Now, what you want to make sure is that there's something else that's not going on there that's actually worsening things and that's alcohol. So I would recommend that getting into the habit of doing routine testing for alcohol just because it's so common and it's so under-reported in this context. Then of course, all the other preventative hepatology stuff that we do is important to monitor. Now we know, for example, that if you have a patient that is developing cirrhosis, once you get to a stiffness of 25 or higher, you have to worry about portal hypertension and you may not need actually a endoscopy or things like that. So those are the kind of things that we do.
Dr Afdhal:
So I have to say that the comment on PEth testing is a very, very good one. And when we teach our fellows, we say, "Did you order a PEth test?" And the fellow's like, "Well, he doesn't drink. He told me he didn't." I said, "Just get the PEth test." Again, I think many of us are using it routinely now as one of our liver function tests, if you want to call it that, just to continue to monitor our patients.
All right. So we're only in the infancy of the treatment paradigm for MASH. It's very exciting to have new treatments, but we're really one year, some patients, maybe 18 months, on resmetirom. Real world data is beginning to emerge. Many of us are involved in developing those datasets, utilizing good registries, but also utilizing big data with AI algorithms to look at outcomes in these patients across broad swaths of the community. Because again, what we're talking about is 3 specialized centers of liver disease. And I'm always very interested in what's happening in terms of what's happening in the community base and the general gastroenterology base as well.
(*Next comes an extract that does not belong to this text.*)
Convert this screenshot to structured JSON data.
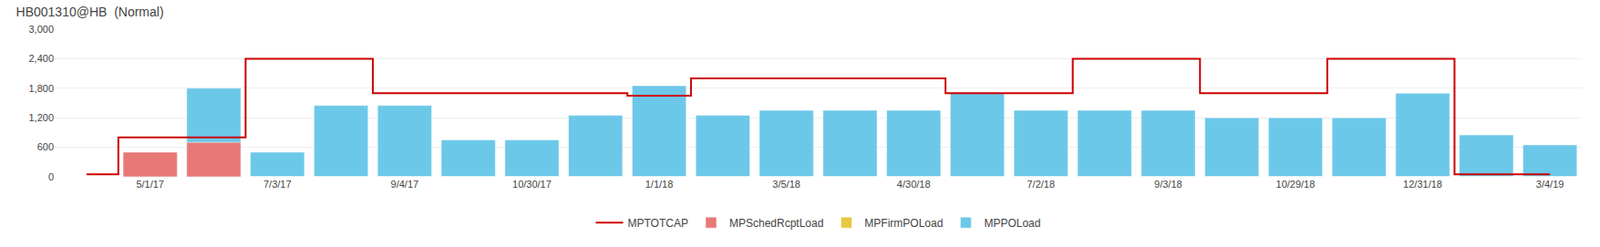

So I think we'll see a lot of real world data that will inform us a little bit more about monitoring and maybe even some stuff on efficacy.
And it's also important that the audience is aware that these drugs are all approved as part of an FDA process called subpart H, which essentially means that you have approved a treatment because the early data suggests the treatment is efficacious, which was based on the liver biopsy findings that Meena pointed out, improvement in cirrhosis without worsening of NASH or improvement in NASH without worsening of fibrosis. And what is ongoing and possibly very critical to understand is whether these changes are going to result in improved clinical outcomes.